Definition for continuity:
Function $f:X\rightarrow Y$ is continuous at $x_0\in X$ if for all $\varepsilon>0$ there exists a $\delta>0$ such that $$ ||x-x_0||<\delta \implies \|f(x)-f(x_0)\| < \varepsilon. $$ Using the given definition, how to show that a function $f:\mathbb{R}^n \rightarrow \mathbb{R}$, $f(x) = 11\|x\|^{22}$ is continuous?
What I have tried so far:
- I noticed that I can write $\|x\|^{22}=\left( \|x\|^{11}\right) ^2$ so I can use identity $(a^2-b^2)=(a+b)(a-b)$.
- I tried to add and subtract same terms.
- Triangle inequality literally in every phase but I never got anything useful there.
I am quite certain that there is a very simple solution for this so any hints are much appreciated!
Apologies for misleading you.
Here is one solution that uses the mean value theorem.
Let $\phi(t) = 11 t^{22}$. Suppose $t_1,t_2 \in [0,T]$, then since $\phi'(t) = 242 \ t^{21}$ we have $|\phi(t_1)-\phi(t_2)| \le 242\ T^{21}|t_1-t_2|$.

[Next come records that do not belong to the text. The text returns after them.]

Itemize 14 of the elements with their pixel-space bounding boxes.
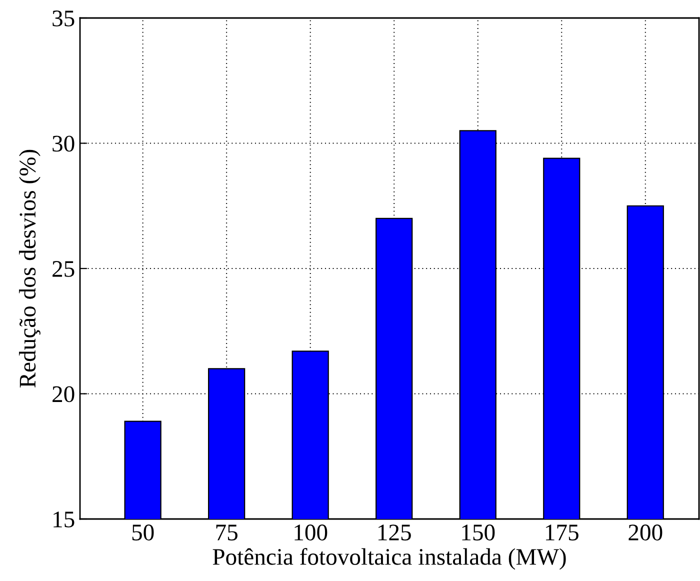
y-tick-label: 15 bbox=[54, 512, 74, 528]
x-tick-label: 150 bbox=[462, 524, 495, 540]
x-tick-label: 200 bbox=[628, 524, 662, 540]
x-tick-label: 175 bbox=[546, 524, 578, 540]
x-tick-label: 75 bbox=[216, 524, 238, 540]
y-axis-title: Redução dos desvios (%) bbox=[19, 150, 40, 388]
x-tick-label: 50 bbox=[132, 524, 154, 540]
x-tick-label: 125 bbox=[378, 524, 411, 540]
y-tick-label: 20 bbox=[52, 386, 74, 402]
y-tick-label: 25 bbox=[52, 261, 74, 277]
y-tick-label: 35 bbox=[52, 10, 74, 26]
x-tick-label: 100 bbox=[294, 524, 328, 540]
x-axis-title: Potência fotovoltaica instalada (MW) bbox=[212, 548, 566, 570]
y-tick-label: 30 bbox=[52, 136, 74, 152]
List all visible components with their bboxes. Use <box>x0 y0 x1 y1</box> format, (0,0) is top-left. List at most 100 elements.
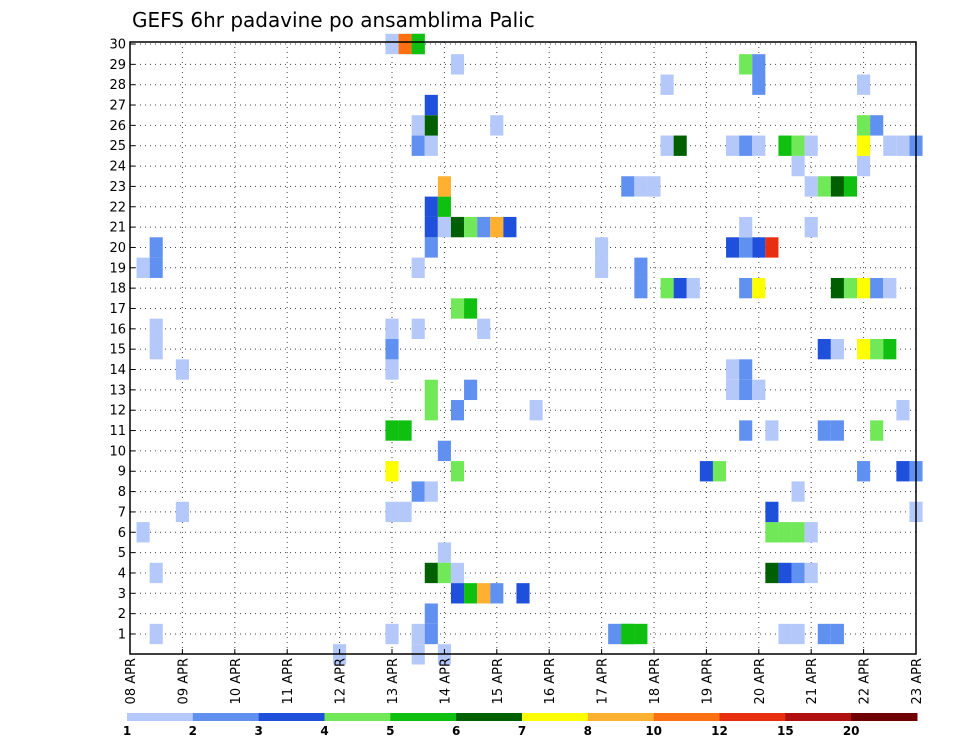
colorbar-swatch <box>258 713 325 721</box>
precip-cell <box>450 216 465 238</box>
precip-cell <box>385 501 399 523</box>
x-tick-label: 10 APR <box>229 658 244 704</box>
precip-cell <box>437 196 451 217</box>
precip-cell <box>765 522 779 543</box>
precip-cell <box>424 94 438 116</box>
precip-cell <box>634 257 648 278</box>
colorbar-label: 2 <box>189 724 197 738</box>
x-tick-label: 08 APR <box>124 658 139 704</box>
y-axis-ticks: 1234567891011121314151617181920212223242… <box>109 38 135 643</box>
precip-cell <box>516 583 530 604</box>
precip-cell <box>424 562 438 584</box>
precip-cell <box>830 176 844 197</box>
colorbar-swatch <box>456 713 523 721</box>
colorbar-swatch <box>785 713 852 721</box>
precip-cell <box>647 176 661 197</box>
precip-cell <box>437 176 451 197</box>
precip-cell <box>791 522 805 543</box>
precip-cell <box>896 400 910 421</box>
precip-cell <box>464 583 478 604</box>
precip-cell <box>883 339 897 360</box>
precip-cell <box>778 562 792 584</box>
precip-cell <box>726 237 740 258</box>
precip-cell <box>411 481 425 502</box>
y-tick-label: 23 <box>109 180 126 195</box>
x-tick-label: 14 APR <box>438 658 453 704</box>
y-tick-label: 30 <box>109 38 126 53</box>
precip-cell <box>817 420 831 441</box>
precip-cell <box>136 522 150 543</box>
y-tick-label: 22 <box>109 200 126 215</box>
colorbar-swatch <box>192 713 260 721</box>
precip-cell <box>778 522 792 543</box>
precip-cell <box>752 379 766 401</box>
precip-cell <box>424 115 438 136</box>
precip-cell <box>804 176 818 197</box>
x-tick-label: 11 APR <box>281 658 296 704</box>
colorbar-label: 15 <box>777 724 794 738</box>
y-tick-label: 1 <box>118 628 126 643</box>
precip-cell <box>804 135 818 156</box>
precip-cell <box>424 379 438 401</box>
x-tick-label: 20 APR <box>753 658 768 704</box>
precip-cell <box>857 277 871 299</box>
y-tick-label: 9 <box>118 465 126 480</box>
precip-cell <box>791 481 805 502</box>
colorbar-swatch <box>390 713 457 721</box>
precip-cell <box>870 277 884 299</box>
precip-cell <box>830 420 844 441</box>
y-tick-label: 25 <box>109 139 126 154</box>
precip-cell <box>424 135 438 156</box>
y-tick-label: 13 <box>109 383 126 398</box>
precip-cell <box>477 318 491 339</box>
precip-cell <box>490 115 504 136</box>
precip-cell <box>857 339 871 360</box>
precip-cell <box>660 277 674 299</box>
grid-lines <box>129 42 917 654</box>
colorbar-swatch <box>851 713 918 721</box>
colorbar-swatch <box>719 713 786 721</box>
precip-cell <box>804 216 818 238</box>
precip-cell <box>450 461 465 482</box>
colorbar-label: 3 <box>254 724 262 738</box>
precip-cell <box>870 339 884 360</box>
y-tick-label: 2 <box>118 607 126 622</box>
precip-cell <box>739 277 753 299</box>
precip-cell <box>385 339 399 360</box>
colorbar-label: 20 <box>843 724 860 738</box>
x-tick-label: 15 APR <box>491 658 506 704</box>
precip-cell <box>503 216 517 238</box>
y-tick-label: 16 <box>109 322 126 337</box>
precip-cell <box>149 623 163 645</box>
precip-cell <box>424 237 438 258</box>
precip-cell <box>739 216 753 238</box>
precip-cell <box>843 176 858 197</box>
x-tick-label: 21 APR <box>805 658 820 704</box>
x-tick-label: 19 APR <box>700 658 715 704</box>
precip-cell <box>437 562 451 584</box>
precip-cell <box>634 623 648 645</box>
precip-cell <box>752 74 766 95</box>
precip-cell <box>857 461 871 482</box>
precip-cell <box>411 318 425 339</box>
precip-cell <box>437 440 451 462</box>
precip-cell <box>739 379 753 401</box>
precip-cell <box>437 542 451 563</box>
y-tick-label: 7 <box>118 505 126 520</box>
colorbar-swatch <box>522 713 589 721</box>
precip-cell <box>149 318 163 339</box>
x-tick-label: 12 APR <box>334 658 349 704</box>
precip-cell <box>765 420 779 441</box>
precip-cell <box>778 135 792 156</box>
precip-cell <box>149 339 163 360</box>
x-tick-label: 16 APR <box>543 658 558 704</box>
y-tick-label: 5 <box>118 546 126 561</box>
precip-cell <box>477 216 491 238</box>
precip-cell <box>398 501 412 523</box>
x-tick-label: 22 APR <box>858 658 873 704</box>
precip-cell <box>424 400 438 421</box>
precip-cell <box>791 155 805 177</box>
colorbar-swatch <box>127 713 194 721</box>
precip-cell <box>464 298 478 319</box>
colorbar-label: 10 <box>645 724 662 738</box>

Note that $| \|x\| - \|y\| | \le \|x-y\|$.
Pick $x_0$. We can assume that $\delta \le 1$ to start, and so we know $\|x\| \le \|x_0\| + \|x-x_0\| < \|x_0\| +1$.
Now let $\delta = \min(1, {\epsilon \over 242 (\|x_0\|+1)^{21} } ) $.
Then \begin{eqnarray} | 11 \|x\|^{22}-11 \|x_0\|^{22} | &=& |\phi(\|x\|) - \phi(\|x_0\|)| \\ &\le& 242 (\|x_0\|+1)^{21} | \|x\|-\|x_0\|| \\ &\le& 242 (\|x_0\|+1)^{21} \|x-x_0\| \end{eqnarray} and with the chosen $\delta$ we see that if $\|x-x_0\| < \delta$ then $| 11 \|x\|^{22}-11 \|x_0\|^{22} | < \epsilon$.